Note that this initial step can be done very rapidly -- in a few days.
Fix Frameshifts, Annotate Insertion Sequences, and Process Pseudo-genes
RAST
often fails to identify the functional role of a particular gene due to
frameshifts. This is very common in low-quality sequence or
sequence produced by 454 technology. It is not particularly
serious, but we do recommend that you post-process the gene calls to
clean up the frameshifts. Biologists are justifiably reluctant
to change sequence data without resequencing; hence, we recommend that
the actual DNA sequence remain unchanged, that the correction be
embodied in the proposed translation of the feature, and that the
discrepancy between the actual DNA sequence and the translation be
recorded with the feature. We note that you can automatically correct
obvious frameshifts using tools within the SEED environment, and we
anticipate that these will become increasingly important as larger
volumes of low-quality sequence data becomes available.
The
issue of detecting insertion sequences, mobile elements, prophages and
so forth is important for a number of reasons.
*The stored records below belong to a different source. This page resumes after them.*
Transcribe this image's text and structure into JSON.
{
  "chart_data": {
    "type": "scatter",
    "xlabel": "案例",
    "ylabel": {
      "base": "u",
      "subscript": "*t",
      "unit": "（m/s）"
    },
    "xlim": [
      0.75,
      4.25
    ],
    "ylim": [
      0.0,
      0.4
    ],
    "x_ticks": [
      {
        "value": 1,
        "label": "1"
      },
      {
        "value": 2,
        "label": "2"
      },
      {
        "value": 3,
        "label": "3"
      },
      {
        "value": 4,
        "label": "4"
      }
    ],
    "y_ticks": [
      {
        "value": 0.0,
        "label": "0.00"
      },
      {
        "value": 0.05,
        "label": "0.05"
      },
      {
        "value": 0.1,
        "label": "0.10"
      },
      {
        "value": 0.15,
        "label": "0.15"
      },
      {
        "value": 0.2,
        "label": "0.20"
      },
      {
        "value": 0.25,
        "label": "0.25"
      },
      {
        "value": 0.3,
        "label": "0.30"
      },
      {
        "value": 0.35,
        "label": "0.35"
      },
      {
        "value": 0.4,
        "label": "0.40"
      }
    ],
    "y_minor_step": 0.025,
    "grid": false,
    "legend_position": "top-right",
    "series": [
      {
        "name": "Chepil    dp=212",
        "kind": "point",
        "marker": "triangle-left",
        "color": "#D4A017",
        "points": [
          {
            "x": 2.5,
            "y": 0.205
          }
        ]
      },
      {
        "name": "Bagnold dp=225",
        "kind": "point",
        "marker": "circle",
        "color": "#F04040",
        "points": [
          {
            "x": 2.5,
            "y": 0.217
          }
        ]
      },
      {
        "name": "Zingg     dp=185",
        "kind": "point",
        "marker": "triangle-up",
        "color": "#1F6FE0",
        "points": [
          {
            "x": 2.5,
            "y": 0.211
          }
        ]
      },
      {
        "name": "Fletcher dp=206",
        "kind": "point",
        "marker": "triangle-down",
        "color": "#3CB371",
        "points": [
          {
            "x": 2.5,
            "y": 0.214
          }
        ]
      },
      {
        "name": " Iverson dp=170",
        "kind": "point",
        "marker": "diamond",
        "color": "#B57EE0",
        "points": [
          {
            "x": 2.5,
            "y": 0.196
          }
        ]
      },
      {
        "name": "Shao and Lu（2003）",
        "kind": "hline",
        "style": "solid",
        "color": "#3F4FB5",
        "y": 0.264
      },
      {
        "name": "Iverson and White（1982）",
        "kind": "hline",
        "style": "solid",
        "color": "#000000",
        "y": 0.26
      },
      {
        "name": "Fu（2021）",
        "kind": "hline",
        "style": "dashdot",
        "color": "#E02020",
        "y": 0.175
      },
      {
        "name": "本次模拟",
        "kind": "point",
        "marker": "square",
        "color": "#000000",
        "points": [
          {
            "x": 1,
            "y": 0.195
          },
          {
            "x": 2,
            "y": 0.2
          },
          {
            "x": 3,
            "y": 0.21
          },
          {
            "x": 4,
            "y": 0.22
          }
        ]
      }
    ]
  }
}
Determining the
set of impacted genes (often pseudo-genes) is extremely time-consuming.
We would guess that tools to support this type of analysis will
appear soon, but for now you will need to determine how much effort you
are willing to expend on the task. So, this part of the effort
can take from a few days (to automatically detect and correct
frameshifts) to man-years (to characterize insertion sequences,
pseudo-genes, and prophages).
Look at Identified Functions that are Not in Subsystems
As
you scan through the genes not yet placed in subsystems that were
identified by RAST, some correspond to FIGfams, and some do not.
Some are closely similar to well-annotated proteins (e.g., to
Swiss Prot entries), and some are not.
We recommend that you
scan through these focusing on those that correspond to functional
roles that should be encoded into subsystems. It is
particularly important to examine those for which "functional coupling"
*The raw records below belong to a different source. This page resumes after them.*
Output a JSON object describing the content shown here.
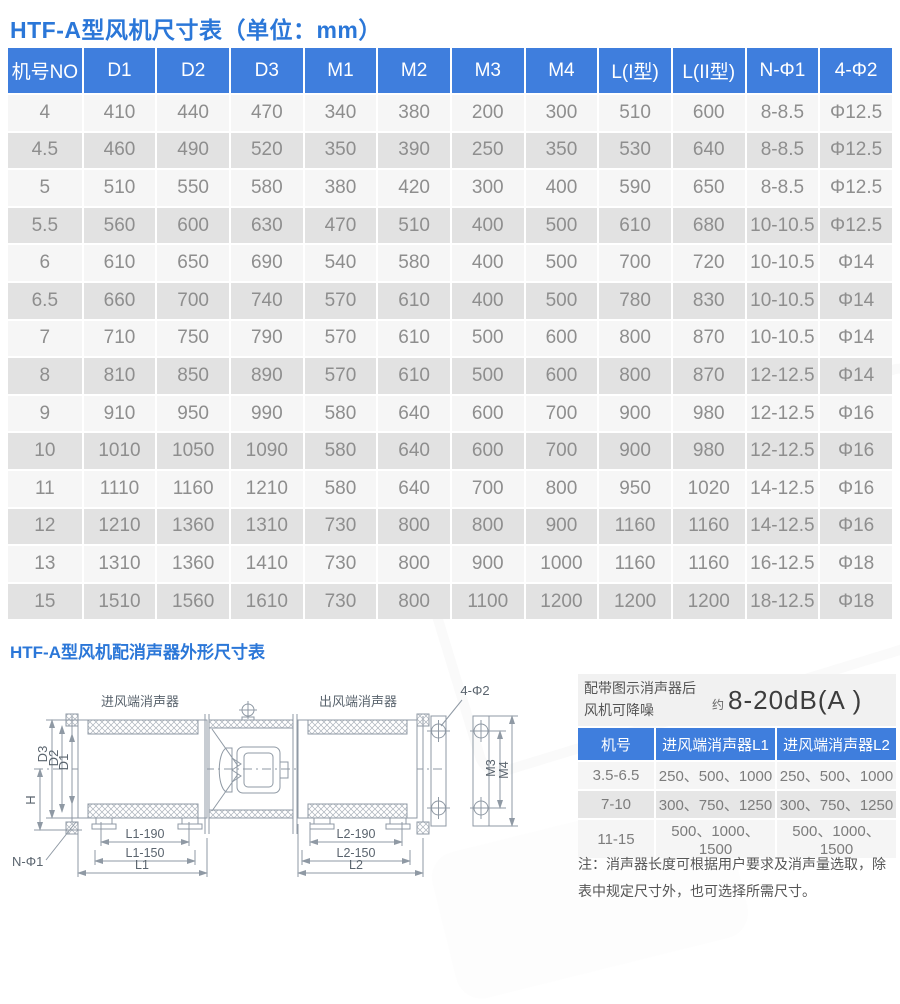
{
  "colors": {
    "accent_blue": "#3f7edd",
    "title_blue": "#2b77d8",
    "row_light": "#f6f6f6",
    "row_dark": "#e2e2e2",
    "cell_text": "#8e8e8e"
  },
  "section1": {
    "title": "HTF-A型风机尺寸表（单位：mm）",
    "dimension_table": {
      "headers": [
        "机号NO",
        "D1",
        "D2",
        "D3",
        "M1",
        "M2",
        "M3",
        "M4",
        "L(I型)",
        "L(II型)",
        "N-Φ1",
        "4-Φ2"
      ],
      "rows": [
        [
          "4",
          "410",
          "440",
          "470",
          "340",
          "380",
          "200",
          "300",
          "510",
          "600",
          "8-8.5",
          "Φ12.5"
        ],
        [
          "4.5",
          "460",
          "490",
          "520",
          "350",
          "390",
          "250",
          "350",
          "530",
          "640",
          "8-8.5",
          "Φ12.5"
        ],
        [
          "5",
          "510",
          "550",
          "580",
          "380",
          "420",
          "300",
          "400",
          "590",
          "650",
          "8-8.5",
          "Φ12.5"
        ],
        [
          "5.5",
          "560",
          "600",
          "630",
          "470",
          "510",
          "400",
          "500",
          "610",
          "680",
          "10-10.5",
          "Φ12.5"
        ],
        [
          "6",
          "610",
          "650",
          "690",
          "540",
          "580",
          "400",
          "500",
          "700",
          "720",
          "10-10.5",
          "Φ14"
        ],
        [
          "6.5",
          "660",
          "700",
          "740",
          "570",
          "610",
          "400",
          "500",
          "780",
          "830",
          "10-10.5",
          "Φ14"
        ],
        [
          "7",
          "710",
          "750",
          "790",
          "570",
          "610",
          "500",
          "600",
          "800",
          "870",
          "10-10.5",
          "Φ14"
        ],
        [
          "8",
          "810",
          "850",
          "890",
          "570",
          "610",
          "500",
          "600",
          "800",
          "870",
          "12-12.5",
          "Φ14"
        ],
        [
          "9",
          "910",
          "950",
          "990",
          "580",
          "640",
          "600",
          "700",
          "900",
          "980",
          "12-12.5",
          "Φ16"
        ],
        [
          "10",
          "1010",
          "1050",
          "1090",
          "580",
          "640",
          "600",
          "700",
          "900",
          "980",
          "12-12.5",
          "Φ16"
        ],
        [
          "11",
          "1110",
          "1160",
          "1210",
          "580",
          "640",
          "700",
          "800",
          "950",
          "1020",
          "14-12.5",
          "Φ16"
        ],
        [
          "12",
          "1210",
          "1360",
          "1310",
          "730",
          "800",
          "800",
          "900",
          "1160",
          "1160",
          "14-12.5",
          "Φ16"
        ],
        [
          "13",
          "1310",
          "1360",
          "1410",
          "730",
          "800",
          "900",
          "1000",
          "1160",
          "1160",
          "16-12.5",
          "Φ18"
        ],
        [
          "15",
          "1510",
          "1560",
          "1610",
          "730",
          "800",
          "1100",
          "1200",
          "1200",
          "1200",
          "18-12.5",
          "Φ18"
        ]
      ]
    }
  },
  "section2": {
    "title": "HTF-A型风机配消声器外形尺寸表",
    "diagram": {
      "labels": {
        "inlet_title": "进风端消声器",
        "outlet_title": "出风端消声器",
        "bolt_callout": "4-Φ2",
        "d3": "D3",
        "d2": "D2",
        "d1": "D1",
        "h": "H",
        "n_phi1": "N-Φ1",
        "l1_190": "L1-190",
        "l1_150": "L1-150",
        "l1": "L1",
        "l2_190": "L2-190",
        "l2_150": "L2-150",
        "l2": "L2",
        "m3": "M3",
        "m4": "M4"
      }
    },
    "noise": {
      "line1": "配带图示消声器后",
      "line2": "风机可降噪",
      "approx": "约",
      "value": "8-20dB(A )"
    },
    "silencer_table": {
      "headers": [
        "机号",
        "进风端消声器L1",
        "进风端消声器L2"
      ],
      "rows": [
        [
          "3.5-6.5",
          "250、500、1000",
          "250、500、1000"
        ],
        [
          "7-10",
          "300、750、1250",
          "300、750、1250"
        ],
        [
          "11-15",
          "500、1000、1500",
          "500、1000、1500"
        ]
      ]
    },
    "note": {
      "line1": "注：消声器长度可根据用户要求及消声量选取，除",
      "line2": "表中规定尺寸外，也可选择所需尺寸。"
    }
  }
}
information exists (RAST will give you this information). When
strong functional coupling data exists, and when the functional role
can be identified with reasonable certainty, you have a particularly
good candidate for a new subsystem. If you can connect any of the
genes in the cluster (in, say, genomes that are "close" and have been
actively studied) to literature, you need to get the relevant papers
before deciding how to proceed. We suggest making a rapid pass
through the set of genes that have not been assigned to subsystems,
prioritizing these genes for possible use in starting new subsystems.
We
urge you to develop new subsystems when possible and to publish these
subsystems (which makes them accessible to users working on other
versions of the SEED).
Summary
So, our approximate approach to annotating a new genome would be:
- Run the genome through RAST.
- Do a detailed metabolic comparison (within RAST) between your new genome and one or more of its closest relatives. Follow this by a general comparison of what genes distinguish it from its closest relatives.
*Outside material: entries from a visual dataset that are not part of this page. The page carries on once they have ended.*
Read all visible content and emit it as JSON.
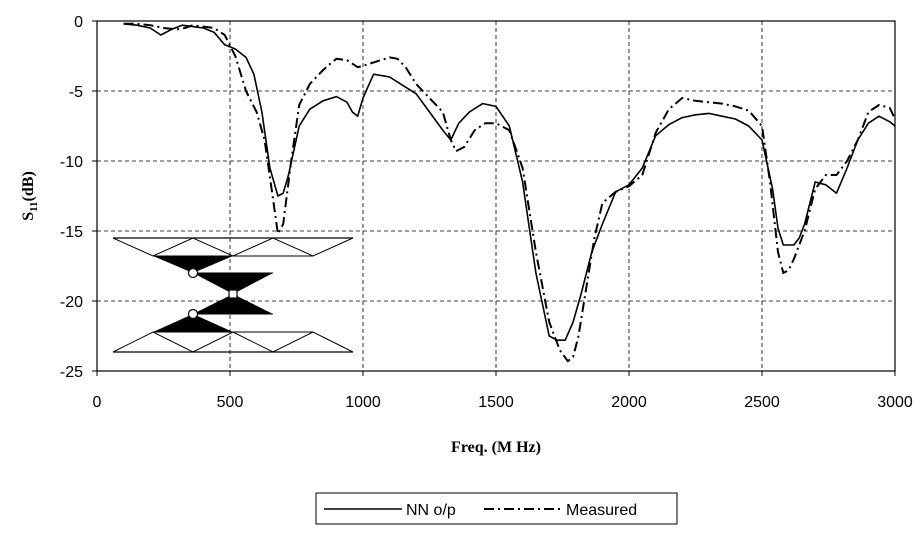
{
  "chart_data": {
    "type": "line",
    "title": "",
    "xlabel": "Freq. (M Hz)",
    "ylabel_main": "S",
    "ylabel_sub": "11",
    "ylabel_unit": "(dB)",
    "xlim": [
      0,
      3000
    ],
    "ylim": [
      -25,
      0
    ],
    "xticks": [
      0,
      500,
      1000,
      1500,
      2000,
      2500,
      3000
    ],
    "yticks": [
      0,
      -5,
      -10,
      -15,
      -20,
      -25
    ],
    "grid": true,
    "legend_position": "bottom-center",
    "series": [
      {
        "name": "NN o/p",
        "style": "solid",
        "x": [
          100,
          150,
          200,
          240,
          280,
          320,
          360,
          400,
          440,
          480,
          520,
          560,
          590,
          620,
          650,
          680,
          700,
          720,
          760,
          800,
          850,
          900,
          940,
          960,
          980,
          1000,
          1040,
          1100,
          1150,
          1200,
          1250,
          1300,
          1330,
          1360,
          1400,
          1450,
          1500,
          1550,
          1600,
          1650,
          1700,
          1730,
          1760,
          1790,
          1820,
          1860,
          1900,
          1950,
          2000,
          2050,
          2100,
          2150,
          2200,
          2250,
          2300,
          2350,
          2400,
          2450,
          2500,
          2540,
          2560,
          2580,
          2600,
          2620,
          2640,
          2660,
          2700,
          2740,
          2780,
          2820,
          2860,
          2900,
          2940,
          2980,
          3000
        ],
        "values": [
          -0.2,
          -0.3,
          -0.5,
          -1.0,
          -0.6,
          -0.3,
          -0.4,
          -0.5,
          -0.8,
          -1.7,
          -2.0,
          -2.6,
          -3.8,
          -6.5,
          -10.5,
          -12.5,
          -12.3,
          -11.0,
          -7.5,
          -6.3,
          -5.7,
          -5.4,
          -5.8,
          -6.5,
          -6.8,
          -5.5,
          -3.8,
          -4.0,
          -4.6,
          -5.2,
          -6.5,
          -7.8,
          -8.5,
          -7.3,
          -6.5,
          -5.9,
          -6.1,
          -7.5,
          -11.5,
          -18.0,
          -22.5,
          -22.8,
          -22.8,
          -21.5,
          -19.5,
          -16.5,
          -14.5,
          -12.2,
          -11.7,
          -10.5,
          -8.2,
          -7.4,
          -6.9,
          -6.7,
          -6.6,
          -6.8,
          -7.0,
          -7.5,
          -8.5,
          -12.0,
          -14.8,
          -16.0,
          -16.0,
          -16.0,
          -15.5,
          -14.5,
          -11.5,
          -11.7,
          -12.3,
          -10.5,
          -8.5,
          -7.3,
          -6.8,
          -7.2,
          -7.5
        ]
      },
      {
        "name": "Measured",
        "style": "dashdot",
        "x": [
          100,
          150,
          200,
          250,
          300,
          330,
          360,
          400,
          440,
          480,
          520,
          560,
          600,
          630,
          660,
          680,
          700,
          730,
          760,
          800,
          850,
          880,
          900,
          940,
          980,
          1000,
          1050,
          1100,
          1130,
          1160,
          1200,
          1250,
          1300,
          1330,
          1350,
          1380,
          1420,
          1460,
          1500,
          1550,
          1600,
          1650,
          1700,
          1740,
          1770,
          1790,
          1810,
          1840,
          1870,
          1900,
          1950,
          2000,
          2050,
          2100,
          2150,
          2200,
          2250,
          2300,
          2350,
          2400,
          2450,
          2500,
          2530,
          2560,
          2580,
          2600,
          2620,
          2640,
          2660,
          2700,
          2740,
          2780,
          2820,
          2860,
          2900,
          2940,
          2980,
          3000
        ],
        "values": [
          -0.2,
          -0.2,
          -0.3,
          -0.5,
          -0.6,
          -0.5,
          -0.3,
          -0.4,
          -0.5,
          -1.0,
          -2.5,
          -5.0,
          -6.5,
          -8.5,
          -12.5,
          -15.2,
          -14.5,
          -10.0,
          -6.0,
          -4.5,
          -3.5,
          -3.0,
          -2.7,
          -2.8,
          -3.3,
          -3.2,
          -2.9,
          -2.6,
          -2.7,
          -3.3,
          -4.5,
          -5.5,
          -6.5,
          -8.5,
          -9.3,
          -9.0,
          -7.8,
          -7.3,
          -7.3,
          -7.8,
          -10.5,
          -16.5,
          -21.5,
          -23.5,
          -24.3,
          -24.0,
          -22.5,
          -19.0,
          -15.5,
          -13.0,
          -12.2,
          -11.8,
          -11.0,
          -8.0,
          -6.3,
          -5.5,
          -5.7,
          -5.8,
          -5.9,
          -6.1,
          -6.4,
          -7.5,
          -11.5,
          -16.5,
          -18.0,
          -17.8,
          -17.0,
          -16.0,
          -15.0,
          -12.0,
          -11.0,
          -11.0,
          -10.0,
          -8.5,
          -6.5,
          -6.0,
          -6.2,
          -7.0
        ]
      }
    ],
    "inset": "antenna-geometry-diagram"
  }
}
- Correct obvious frameshifts.
- Decide
whether or not you are willing to spend the effort needed to identify
IS elements, prophages and other mobile elements. Similarly,
decide whether or not you wish to expend the effort to carfully
identify pseudo-genes.
- If you have substantially changed the
gene calls, rerun your genome through RAST again (keeping the gene
calls that you have now established).
- Go through the genes that
have not yet been placed into subsystems, determine whether or not it
makes sense to construct a limited set of new subsystems (especially if
they capture aspects of the genome which may have motivated the
sequencing effort in the first place).
This can be done either
very rapidly or more time can be taken. It all depends on
the anticipated role of the genome. In many cases, these tasks
can be performed in a few weeks, and we believe that the overall time
will continue to drop as the quality of the RAST analysis (due to an
expanded library of subsystems) improves.